Section titled “Why Rust?”LLM routing sits on the critical path for every autonomous action in the Sanctum. The Python implementation added measurable latency on every hop — HTTP parsing, interpreter context switches, the requests import tax.
By folding the hardening logic into the sanctum-proxy Rust binary:
- We dropped the Python interpreter and the
requestslibrary entirely — the resident set is now in the low tens of MB instead of the Python baseline. - Concurrency improved sharply under the
tokioasync runtime; SSE streams from many agents share one process without thread-per-request bloat. - Smart intent routing and security hardening now live in one repo,
sanctum-rs, instead of straddling two languages.
Configuration & Dynamic Healing
Section titled “Configuration & Dynamic Healing”proxyd loads its initial settings from ~/.sanctum/sanctum-proxy/config.yaml, but the config is live, not load-once:
- Hot reloading: edits to
config.yamlare caught by thenotifycrate’s filesystem watcher and swapped into memory viaarc-swap, so a new fallback chain or model entry takes effect without dropping an in-flight SSE stream. You retune routing without bouncing the daemon — and without the agent mid-essay noticing. - Independent accounting: the proxy doesn’t trust the agent to report its own model. It resolves identity from headers or endpoint routing and meters the actual tokens the upstream returned. An agent that asks for a cheap model to dodge its cap still gets billed for what it really burned.
Post-Quantum Transport
Section titled “Post-Quantum Transport”The :4040 front door is born post-quantum. Every TLS handshake negotiates the hybrid X25519MLKEM768 key exchange — classical X25519 plus ML-KEM-768 — so an adversary recording today’s traffic to decrypt once a quantum computer arrives harvests nothing usable. The inner proxyd-to-cathedral hop on :1337 enforces the same group with no classical fallback.

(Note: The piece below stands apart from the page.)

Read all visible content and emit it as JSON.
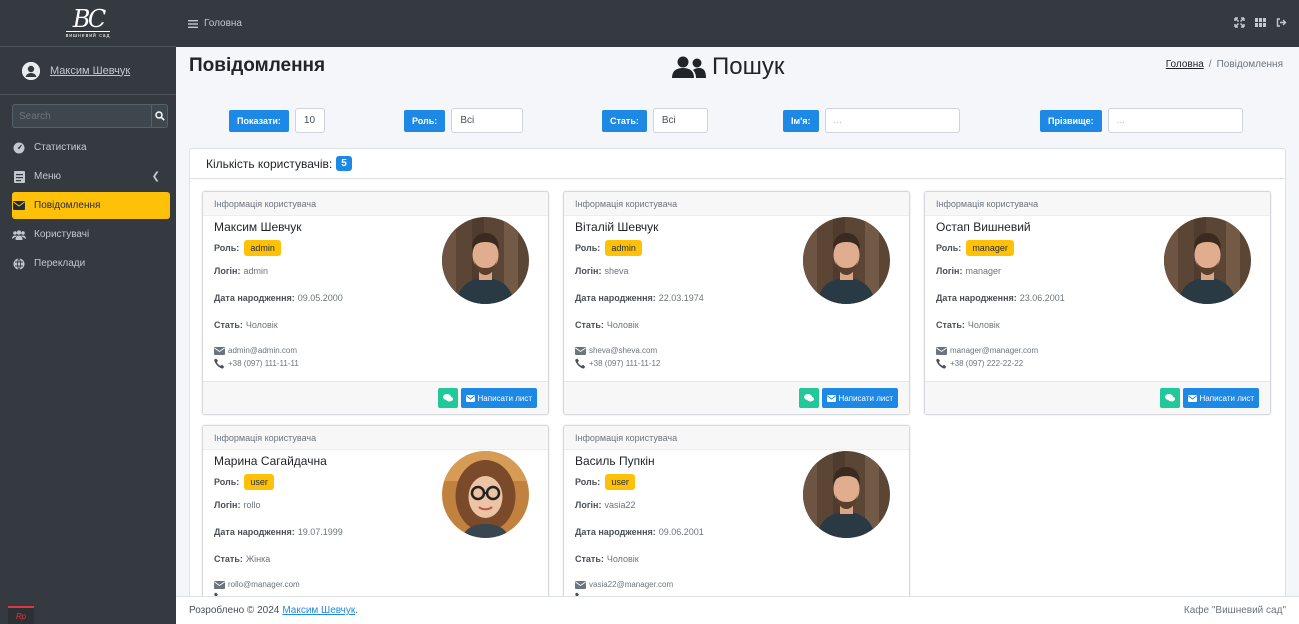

Confirm it on the wire with ~/.sanctum/scripts/pqc-status.sh, which asserts the negotiated group per hop and refuses to run on a LibreSSL stack that would lie green.
The signature half — migrating cert trust from classical ECDSA-P256 to ML-DSA-65 (FIPS 204) — is prepared and proven, not yet cut over. The rustls-post-quantum provider swaps are committed on feature branches (KEX preservation re-asserted so the swap can’t silently downgrade), the staging ML-DSA-65 PKI verifies, and the gateway’s real stack — Node 22 on OpenSSL 3.5.5 — was confirmed to verify an ML-DSA chain end to end. The live cutover is held behind a council-set checklist in ~/.sanctum/runbooks/PQC-PHASE4-STATUS-2026-06-18.md. The reasoning: the key-exchange hedge already closed the only harvest-now exposure, so signatures — which defend against a live quantum man-in-the-middle, a threat with no present actor — ship deliberately, not fast.